Role of Calcium in Regulation of Hepatic Oxygen Uptake

Abstract

In recent studies, we employed miniature O2 electrodes placed on periportal and pericentral regions of the liver lobule to measure local rates of oxygen uptake. In the perfused liver, O2 uptake was 2- to 3-fold higher in periportal (137 ± 8 μmol/g/h; O2 concentration = 478 ± 37 μM) than in pericentral regions (59 ± 5 μmol/g/h; O2 concentration = 263 ± 25 μM) of the liver lobule. O2 uptake was also greater in periportal than pericentral regions of the liver lobule at physiological O2 tensions in situ. In perfusions in the natural anterograde direction, oxygen uptake was dependent on oxygen at oxygen concentrations considerably higher than levels that caused reduction of NADH. It is well known that the Km of mitochondrial cytochrome oxidase for O2 is very low (less than 1 μM); however, rates of O2 uptake in the whole organ declined to about one-quarter of maximal values when O2 concentration in the inflow perfusate was diminished under conditions before hypoxia reflected by reduction of NAD+ could be detected.
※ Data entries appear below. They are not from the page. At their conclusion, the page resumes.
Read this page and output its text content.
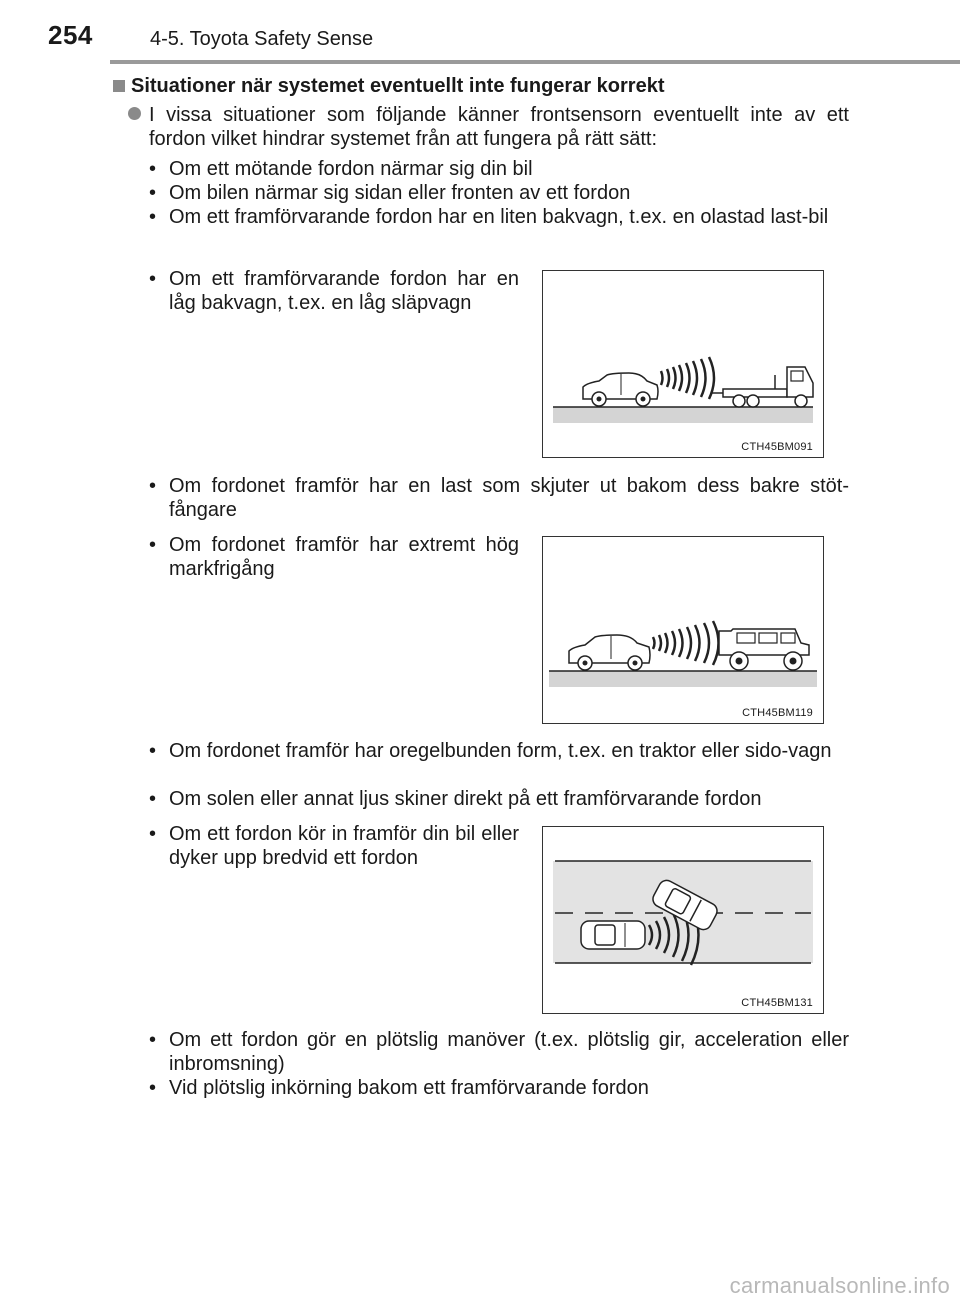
254	4-5. Toyota Safety Sense
Situationer när systemet eventuellt inte fungerar korrekt
I vissa situationer som följande känner frontsensorn eventuellt inte av ett fordon vilket hindrar systemet från att fungera på rätt sätt:
• Om ett mötande fordon närmar sig din bil
• Om bilen närmar sig sidan eller fronten av ett fordon
• Om ett framförvarande fordon har en liten bakvagn, t.ex. en olastad last-bil
• Om ett framförvarande fordon har en låg bakvagn, t.ex. en låg släpvagn
CTH45BM091
• Om fordonet framför har en last som skjuter ut bakom dess bakre stöt-fångare
• Om fordonet framför har extremt hög markfrigång
CTH45BM119
• Om fordonet framför har oregelbunden form, t.ex. en traktor eller sido-vagn
• Om solen eller annat ljus skiner direkt på ett framförvarande fordon
• Om ett fordon kör in framför din bil eller dyker upp bredvid ett fordon
CTH45BM131
• Om ett fordon gör en plötslig manöver (t.ex. plötslig gir, acceleration eller inbromsning)
• Vid plötslig inkörning bakom ett framförvarande fordon
carmanualsonline.info
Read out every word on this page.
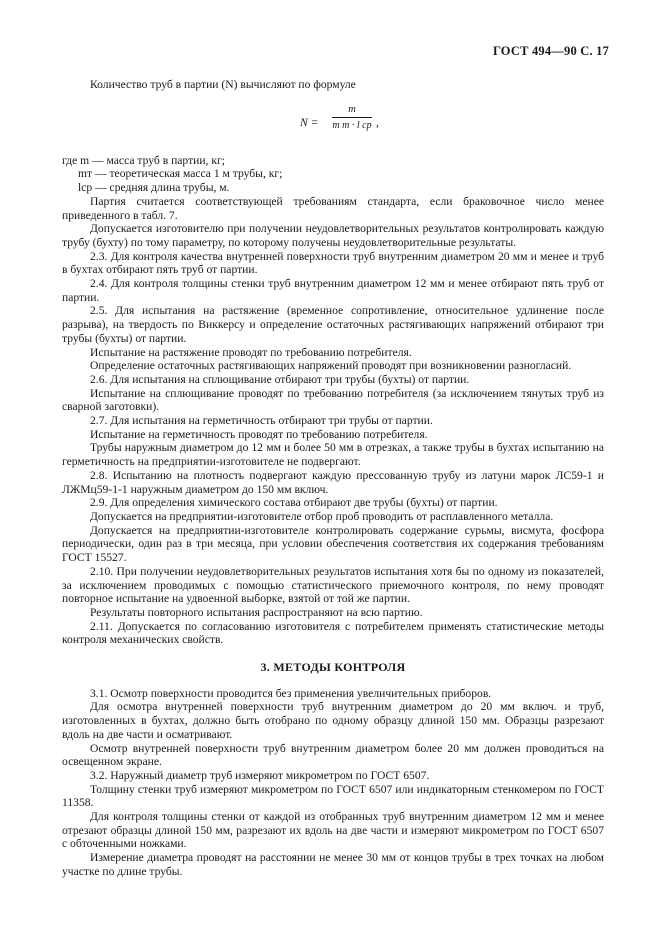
ГОСТ 494—90 С. 17

Количество труб в партии (N) вычисляют по формуле

N =
m
m т · l ср ,

где m — масса труб в партии, кг;

mт — теоретическая масса 1 м трубы, кг;

lср — средняя длина трубы, м.

Партия считается соответствующей требованиям стандарта, если браковочное число менее приведенного в табл. 7.

Допускается изготовителю при получении неудовлетворительных результатов контролировать каждую трубу (бухту) по тому параметру, по которому получены неудовлетворительные результаты.

2.3. Для контроля качества внутренней поверхности труб внутренним диаметром 20 мм и менее и труб в бухтах отбирают пять труб от партии.

2.4. Для контроля толщины стенки труб внутренним диаметром 12 мм и менее отбирают пять труб от партии.

2.5. Для испытания на растяжение (временное сопротивление, относительное удлинение после разрыва), на твердость по Виккерсу и определение остаточных растягивающих напряжений отбирают три трубы (бухты) от партии.

Испытание на растяжение проводят по требованию потребителя.

Определение остаточных растягивающих напряжений проводят при возникновении разногласий.

2.6. Для испытания на сплющивание отбирают три трубы (бухты) от партии.

Испытание на сплющивание проводят по требованию потребителя (за исключением тянутых труб из сварной заготовки).

2.7. Для испытания на герметичность отбирают три трубы от партии.

Испытание на герметичность проводят по требованию потребителя.

Трубы наружным диаметром до 12 мм и более 50 мм в отрезках, а также трубы в бухтах испытанию на герметичность на предприятии-изготовителе не подвергают.

2.8. Испытанию на плотность подвергают каждую прессованную трубу из латуни марок ЛС59-1 и ЛЖМц59-1-1 наружным диаметром до 150 мм включ.

2.9. Для определения химического состава отбирают две трубы (бухты) от партии.

Допускается на предприятии-изготовителе отбор проб проводить от расплавленного металла.

Допускается на предприятии-изготовителе контролировать содержание сурьмы, висмута, фосфора периодически, один раз в три месяца, при условии обеспечения соответствия их содержания требованиям ГОСТ 15527.

2.10. При получении неудовлетворительных результатов испытания хотя бы по одному из показателей, за исключением проводимых с помощью статистического приемочного контроля, по нему проводят повторное испытание на удвоенной выборке, взятой от той же партии.

Результаты повторного испытания распространяют на всю партию.

2.11. Допускается по согласованию изготовителя с потребителем применять статистические методы контроля механических свойств.

3. МЕТОДЫ КОНТРОЛЯ

3.1. Осмотр поверхности проводится без применения увеличительных приборов.

Для осмотра внутренней поверхности труб внутренним диаметром до 20 мм включ. и труб, изготовленных в бухтах, должно быть отобрано по одному образцу длиной 150 мм. Образцы разрезают вдоль на две части и осматривают.

Осмотр внутренней поверхности труб внутренним диаметром более 20 мм должен проводиться на освещенном экране.

3.2. Наружный диаметр труб измеряют микрометром по ГОСТ 6507.

Толщину стенки труб измеряют микрометром по ГОСТ 6507 или индикаторным стенкомером по ГОСТ 11358.

Для контроля толщины стенки от каждой из отобранных труб внутренним диаметром 12 мм и менее отрезают образцы длиной 150 мм, разрезают их вдоль на две части и измеряют микрометром по ГОСТ 6507 с обточенными ножками.

Измерение диаметра проводят на расстоянии не менее 30 мм от концов трубы в трех точках на любом участке по длине трубы.
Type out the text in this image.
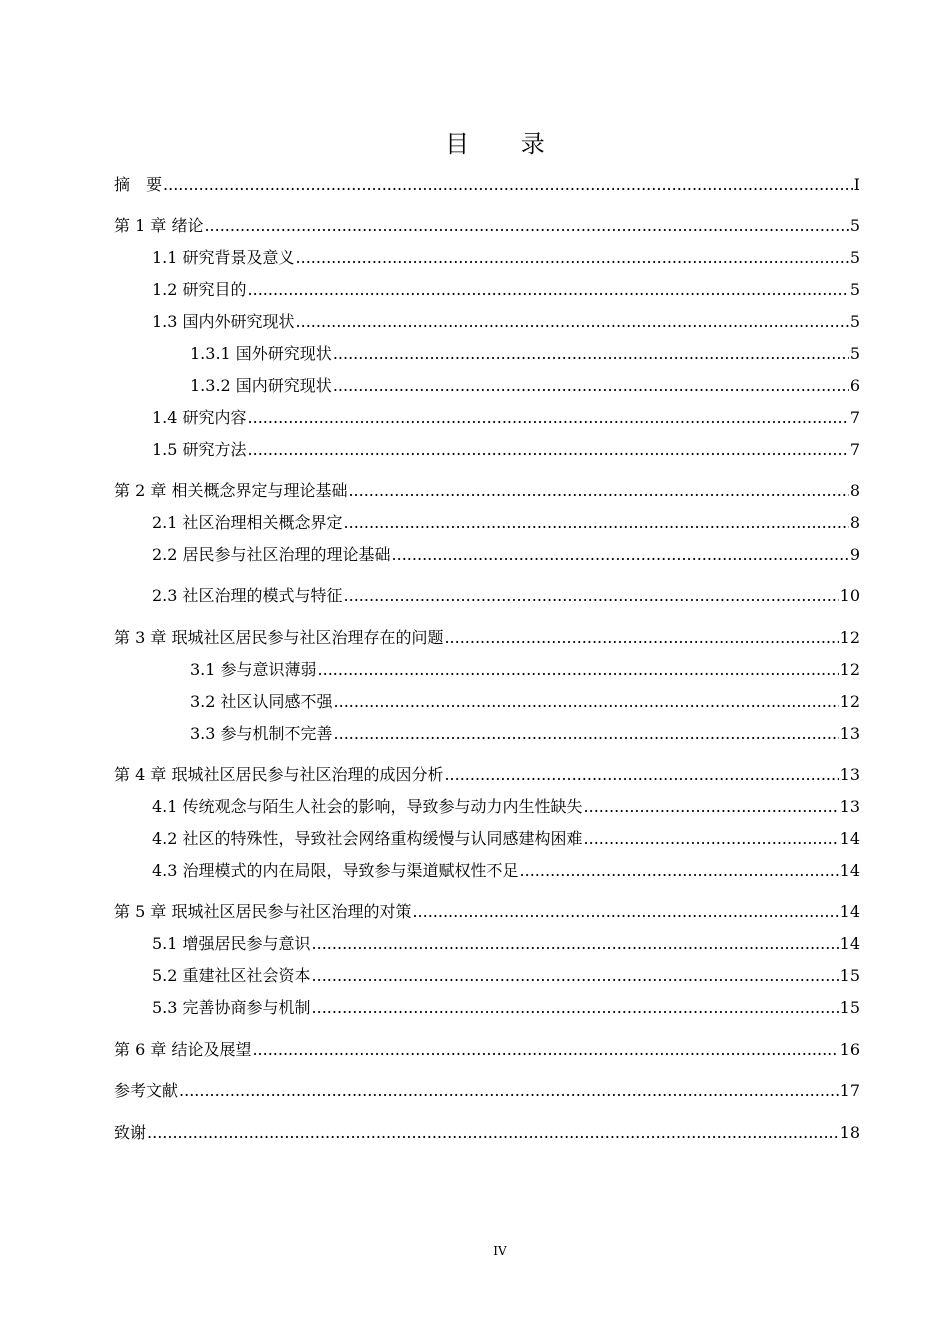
目 录
摘　要 .....	I
第 1 章 绪论 .....	5
1.1 研究背景及意义 .....	5
1.2 研究目的 .....	5
1.3 国内外研究现状 .....	5
1.3.1 国外研究现状 .....	5
1.3.2 国内研究现状 .....	6
1.4 研究内容 .....	7
1.5 研究方法 .....	7
第 2 章 相关概念界定与理论基础 .....	8
2.1 社区治理相关概念界定 .....	8
2.2 居民参与社区治理的理论基础 .....	9
2.3 社区治理的模式与特征 .....	10
第 3 章 珉城社区居民参与社区治理存在的问题 .....	12
3.1 参与意识薄弱 .....	12
3.2 社区认同感不强 .....	12
3.3 参与机制不完善 .....	13
第 4 章 珉城社区居民参与社区治理的成因分析 .....	13
4.1 传统观念与陌生人社会的影响，导致参与动力内生性缺失 .....	13
4.2 社区的特殊性，导致社会网络重构缓慢与认同感建构困难 .....	14
4.3 治理模式的内在局限，导致参与渠道赋权性不足 .....	14
第 5 章 珉城社区居民参与社区治理的对策 .....	14
5.1 增强居民参与意识 .....	14
5.2 重建社区社会资本 .....	15
5.3 完善协商参与机制 .....	15
第 6 章 结论及展望 .....	16
参考文献 .....	17
致谢 .....	18
IV
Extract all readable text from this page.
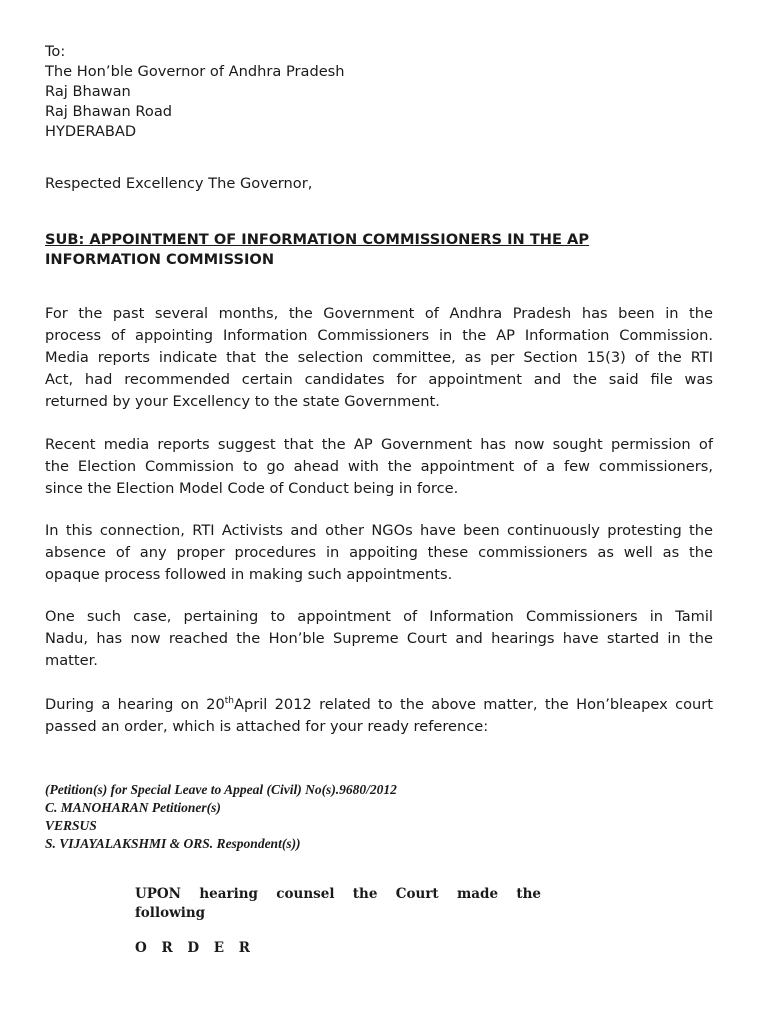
To:
The Hon’ble Governor of Andhra Pradesh
Raj Bhawan
Raj Bhawan Road
HYDERABAD
Respected Excellency The Governor,
SUB: APPOINTMENT OF INFORMATION COMMISSIONERS IN THE AP
INFORMATION COMMISSION

For the past several months, the Government of Andhra Pradesh has been in the
process of appointing Information Commissioners in the AP Information Commission.
Media reports indicate that the selection committee, as per Section 15(3) of the RTI
Act, had recommended certain candidates for appointment and the said file was
returned by your Excellency to the state Government.

Recent media reports suggest that the AP Government has now sought permission of
the Election Commission to go ahead with the appointment of a few commissioners,
since the Election Model Code of Conduct being in force.

In this connection, RTI Activists and other NGOs have been continuously protesting the
absence of any proper procedures in appoiting these commissioners as well as the
opaque process followed in making such appointments.

One such case, pertaining to appointment of Information Commissioners in Tamil
Nadu, has now reached the Hon’ble Supreme Court and hearings have started in the
matter.

During a hearing on 20thApril 2012 related to the above matter, the Hon’bleapex court
passed an order, which is attached for your ready reference:

(Petition(s) for Special Leave to Appeal (Civil) No(s).9680/2012
C. MANOHARAN Petitioner(s)
VERSUS
S. VIJAYALAKSHMI & ORS. Respondent(s))
UPON hearing counsel the Court made the
following
O R D E R
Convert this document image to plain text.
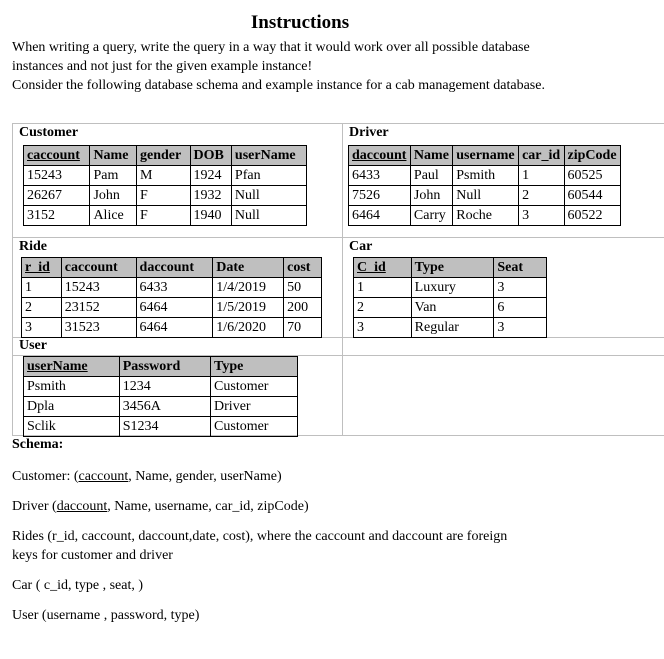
Instructions
When writing a query, write the query in a way that it would work over all possible database
instances and not just for the given example instance!
Consider the following database schema and example instance for a cab management database.
Customer
caccount	Name	gender	DOB	userName
15243	Pam	M	1924	Pfan
26267	John	F	1932	Null
3152	Alice	F	1940	Null
Driver
daccount	Name	username	car_id	zipCode
6433	Paul	Psmith	1	60525
7526	John	Null	2	60544
6464	Carry	Roche	3	60522
Ride
r_id	caccount	daccount	Date	cost
1	15243	6433	1/4/2019	50
2	23152	6464	1/5/2019	200
3	31523	6464	1/6/2020	70
Car
C_id	Type	Seat
1	Luxury	3
2	Van	6
3	Regular	3
User
userName	Password	Type
Psmith	1234	Customer
Dpla	3456A	Driver
Sclik	S1234	Customer
Schema:
Customer: (caccount, Name, gender, userName)
Driver (daccount, Name, username, car_id, zipCode)
Rides (r_id, caccount, daccount,date, cost), where the caccount and daccount are foreign
keys for customer and driver
Car ( c_id, type , seat, )
User (username , password, type)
Maximal rates of O2 uptake were dependent on O2 tensions greater than 200 μM. Based on studies with inhibitors of oxidative phosphorylation, it was concluded that O2 uptake in both regions of the liver lobule was dependent largely on mitochondrial electron transport. The regional distribution of oxygen uptake was reversed when perfusion was in the retrograde direction, resulting in rates of O2 uptake 2- to 3-fold higher in pericentral than in periportal regions of the liver lobule. Further, the lower rates of O2 uptake observed in downstream regions of the liver lobule were not due to hypoxia since the ATP content and the ATP:ADP ratio were similar in microdissected samples from periportal and pericentral regions. On the other hand, agents which increased intracellular free calcium, such as epinephrine (0.1 μM), elevated rates of O2 uptake predominantly in downstream regions of the liver lobule irrespective of the direction of flow in perfused liver. In contrast, W-7, an inhibitor of calmodulin, diminished rates of O2 uptake predominantly in upstream regions of the liver lobule irrespective of the direction of flow. Thus, in addition to regulation by the supply of ADP, it is concluded that the calcium-calmodulin complex is involved in the regulation of local rates of O2 uptake in perfused liver.